Beta’s body bobbed twenty feet from shore. Kréa searched for something to reach Beta. The nets were draped near the entrance and she headed back for them. She heard another disturbance in the water. A second creature surfaced, its mouth gaping even rounder and wider than the first, and Beta’s body was sucked down with a rush of black water into its throat. Kréa had no chance to fire her weapon this time. The fish splashed and dove. Beta was gone.
The first creature floated to the surface, half eaten. Within seconds it was a tatter of flesh and bone, tumbling in a frothy eating frenzy. Soon most of the muscle, bone and gristle were gone and the remaining skeleton broke apart and sank. The water calmed. Within moments the lake was again a dark mirror.

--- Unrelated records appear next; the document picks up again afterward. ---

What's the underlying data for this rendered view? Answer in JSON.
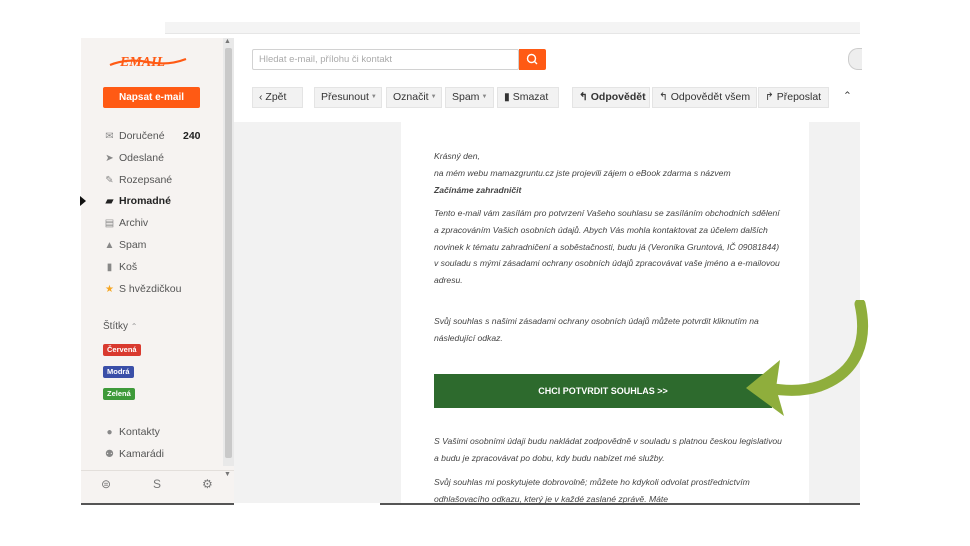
{
  "logo": {
    "text": "EMAIL"
  },
  "compose_label": "Napsat e-mail",
  "search": {
    "placeholder": "Hledat e-mail, přílohu či kontakt",
    "icon": "search-icon"
  },
  "toolbar": {
    "back": "Zpět",
    "move": "Přesunout",
    "mark": "Označit",
    "spam": "Spam",
    "delete": "Smazat",
    "reply": "Odpovědět",
    "reply_all": "Odpovědět všem",
    "forward": "Přeposlat"
  },
  "folders": [
    {
      "label": "Doručené",
      "count": "240",
      "icon": "inbox-icon"
    },
    {
      "label": "Odeslané",
      "icon": "send-icon"
    },
    {
      "label": "Rozepsané",
      "icon": "draft-icon"
    },
    {
      "label": "Hromadné",
      "icon": "bulk-icon",
      "active": true
    },
    {
      "label": "Archiv",
      "icon": "archive-icon"
    },
    {
      "label": "Spam",
      "icon": "warning-icon"
    },
    {
      "label": "Koš",
      "icon": "trash-icon"
    },
    {
      "label": "S hvězdičkou",
      "icon": "star-icon"
    }
  ],
  "labels_heading": "Štítky",
  "tags": [
    {
      "label": "Červená",
      "color": "#d93a2f"
    },
    {
      "label": "Modrá",
      "color": "#3a4fa8"
    },
    {
      "label": "Zelená",
      "color": "#3e9a3a"
    }
  ],
  "contacts": [
    {
      "label": "Kontakty",
      "icon": "contact-icon"
    },
    {
      "label": "Kamarádi",
      "icon": "friends-icon"
    }
  ],
  "email": {
    "greeting": "Krásný den,",
    "line1": "na mém webu mamazgruntu.cz jste projevili zájem o eBook zdarma s názvem",
    "title": "Začínáme zahradničit",
    "para1": "Tento e-mail vám zasílám pro potvrzení Vašeho souhlasu se zasíláním obchodních sdělení a zpracováním Vašich osobních údajů. Abych Vás mohla kontaktovat za účelem dalších novinek k tématu zahradničení a soběstačnosti, budu já (Veronika Gruntová,  IČ 09081844) v souladu s mými zásadami ochrany osobních údajů zpracovávat vaše jméno a e-mailovou adresu.",
    "para2": "Svůj souhlas s našimi zásadami ochrany osobních údajů můžete potvrdit kliknutím na následující odkaz.",
    "cta": "CHCI POTVRDIT SOUHLAS >>",
    "para3": "S Vašimi osobními údaji budu nakládat zodpovědně v souladu s platnou českou legislativou a budu je zpracovávat po dobu, kdy budu nabízet mé služby.",
    "para4": "Svůj souhlas mi poskytujete dobrovolně; můžete ho kdykoli odvolat prostřednictvím odhlašovacího odkazu, který je v každé zaslané zprávě. Máte"
  },
  "colors": {
    "accent": "#ff5a14",
    "cta": "#2d6a2d",
    "arrow": "#8fae3c"
  }
}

Kréa sat down in the slime and the mud. She pictured thousands of giant fish circling below the
lake’s surface, sensitive to the sound of the trap door and the grinding motor inside the wall. There were
many ways for people to disappear in Undercity. This lake was only one of them.
Kréa’s pants soaked up the dampness and a chilling cold crept into her body. Overhead, high on
the distant, curved ceiling, a UVD light flickered and then burst, and the bits of resin fell into the lake.
The fish did not respond, as if they knew the confetti was inedible, that the resin was sharp and deadly.
Something in Kréa’s chest wrenched. Something tore. She drew her tracer and fired at the lights. One by one they exploded until most of them were gone and the cavern shrank deeper into shadow, light by light. Her tracer’s power pack flashed LOW. She had failed. There were three lights remaining.
Kréa laid her head in the mud and cried for the first time that she could remember. Crying hurt but she couldn’t stop. She didn’t want to stop.